I get a error  like below:
Exception in thread "main" org.apache.spark.sql.AnalysisException: Detected cartesian product for INNER join between logical plans
Relation[ XXXXXXXXXXXXXXXXXXXXXXX   FIRST_ORG_ARCHNAME#80,... 11 more fields] JDBCRelation(t_pro_ware_partner_rela) [numPartitions=1]
and
Relation[id#0L,project_code#1,project_name#2] JDBCRelation(data_busi_hour) [numPartitions=1]

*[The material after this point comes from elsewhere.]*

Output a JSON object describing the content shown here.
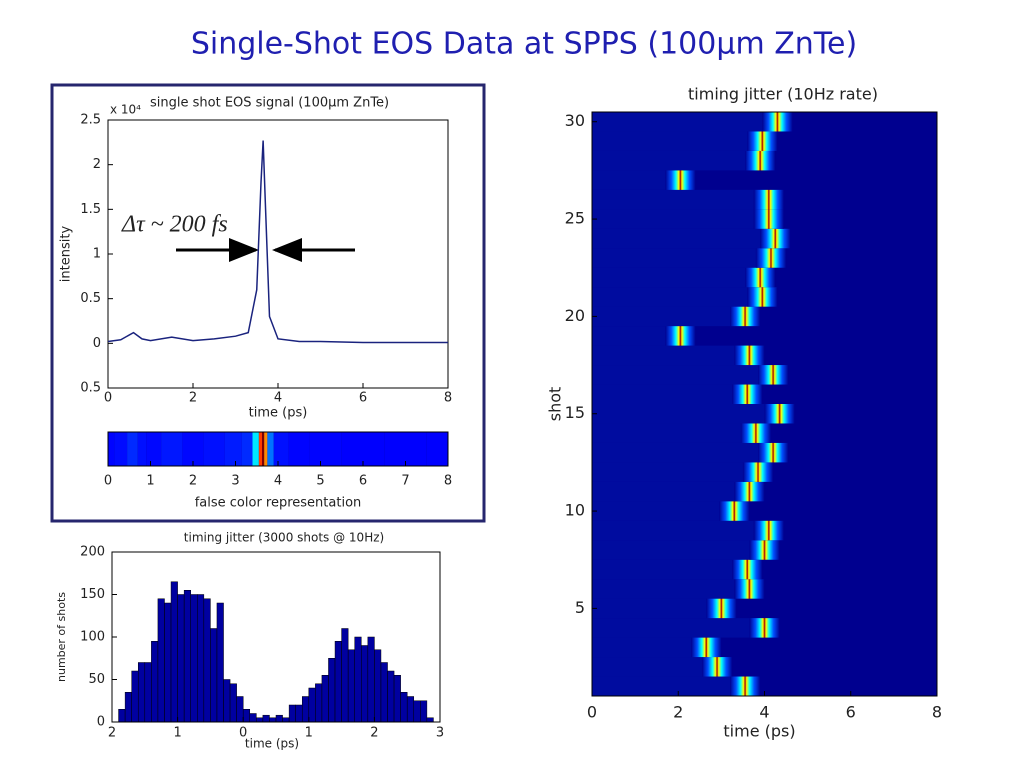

Join condition is missing or trivial.
Use the CROSS JOIN syntax to allow cartesian products between these relations.;
at org.apache.spark.sql.catalyst.optimizer.CheckCartesianProducts$$anonfun$apply$21.applyOrElse(Optimizer.scala:1124)
at org.apache.spark.sql.catalyst.optimizer.CheckCartesianProducts$$anonfun$apply$21.applyOrElse(Optimizer.scala:1121)

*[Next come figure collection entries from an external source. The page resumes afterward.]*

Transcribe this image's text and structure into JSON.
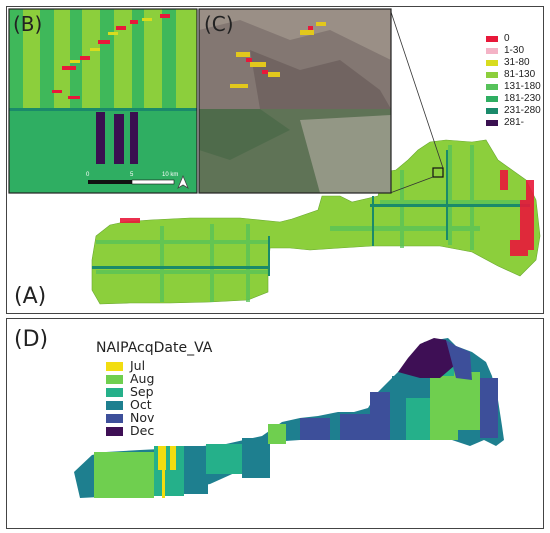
{
  "panels": {
    "a_label": "(A)",
    "b_label": "(B)",
    "c_label": "(C)",
    "d_label": "(D)"
  },
  "legend_top": {
    "items": [
      {
        "label": "0",
        "color": "#e8183a"
      },
      {
        "label": "1-30",
        "color": "#f4b3c6"
      },
      {
        "label": "31-80",
        "color": "#d8dc1e"
      },
      {
        "label": "81-130",
        "color": "#8ccf3c"
      },
      {
        "label": "131-180",
        "color": "#56c25a"
      },
      {
        "label": "181-230",
        "color": "#2fae62"
      },
      {
        "label": "231-280",
        "color": "#1a8a6a"
      },
      {
        "label": "281-",
        "color": "#3a1050"
      }
    ]
  },
  "legend_bottom": {
    "title": "NAIPAcqDate_VA",
    "items": [
      {
        "label": "Jul",
        "color": "#f2dd10"
      },
      {
        "label": "Aug",
        "color": "#6fcf4f"
      },
      {
        "label": "Sep",
        "color": "#25b08a"
      },
      {
        "label": "Oct",
        "color": "#1e7f8f"
      },
      {
        "label": "Nov",
        "color": "#3d4f9a"
      },
      {
        "label": "Dec",
        "color": "#3e0f55"
      }
    ]
  },
  "scalebar": {
    "zero": "0",
    "mid": "5",
    "end": "10 km"
  }
}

at org.apache.spark.sql.catalyst.trees.TreeNode$$anonfun$2.apply(TreeNode.scala:267)
at org.apache.spark.sql.catalyst.trees.TreeNode$$anonfun$2.apply(TreeNode.scala:267)
at org.apache.spark.sql.catalyst.trees.CurrentOrigin$.withOrigin(TreeNode.scala:70)
at org.apache.spark.sql.catalyst.trees.TreeNode.transformDown(TreeNode.scala:266)
at org.apache.spark.sql.catalyst.trees.TreeNode$$anonfun$transformDown$1.apply(TreeNode.scala:272)
at org.apache.spark.sql.catalyst.trees.TreeNode$$anonfun$transformDown$1.apply(TreeNode.scala:272)
at org.apache.spark.sql.catalyst.trees.TreeNode$$anonfun$4.apply(TreeNode.scala:306)
at org.apache.spark.sql.catalyst.trees.TreeNode.mapProductIterator(TreeNode.scala:187)
at org.apache.spark.sql.catalyst.trees.TreeNode.mapChildren(TreeNode.scala:304)
at org.apache.spark.sql.catalyst.trees.TreeNode.transformDown(TreeNode.scala:272)
at org.apache.spark.sql.catalyst.trees.TreeNode$$anonfun$transformDown$1.apply(TreeNode.scala:272)
at org.apache.spark.sql.catalyst.trees.TreeNode$$anonfun$transformDown$1.apply(TreeNode.scala:272)
at org.apache.spark.sql.catalyst.trees.TreeNode$$anonfun$4.apply(TreeNode.scala:306)
at org.apache.spark.sql.catalyst.trees.TreeNode.mapProductIterator(TreeNode.scala:187)
at org.apache.spark.sql.catalyst.trees.TreeNode.mapChildren(TreeNode.scala:304)
at org.apache.spark.sql.catalyst.trees.TreeNode.transformDown(TreeNode.scala:272)
at org.apache.spark.sql.catalyst.trees.TreeNode$$anonfun$transformDown$1.apply(TreeNode.scala:272)
at org.apache.spark.sql.catalyst.trees.TreeNode$$anonfun$transformDown$1.apply(TreeNode.scala:272)
at org.apache.spark.sql.catalyst.trees.TreeNode$$anonfun$4.apply(TreeNode.scala:306)
at org.apache.spark.sql.catalyst.trees.TreeNode.mapProductIterator(TreeNode.scala:187)
at org.apache.spark.sql.catalyst.trees.TreeNode.mapChildren(TreeNode.scala:304)
at org.apache.spark.sql.catalyst.trees.TreeNode.transformDown(TreeNode.scala:272)
at org.apache.spark.sql.catalyst.trees.TreeNode.transform(TreeNode.scala:256)
at org.apache.spark.sql.catalyst.optimizer.CheckCartesianProducts$.apply(Optimizer.scala:1121)
at org.apache.spark.sql.catalyst.optimizer.CheckCartesianProducts$.apply(Optimizer.scala:1103)
at org.apache.spark.sql.catalyst.rules.RuleExecutor$$anonfun$execute$1$$anonfun$apply$1.apply(RuleExecutor.scala:87)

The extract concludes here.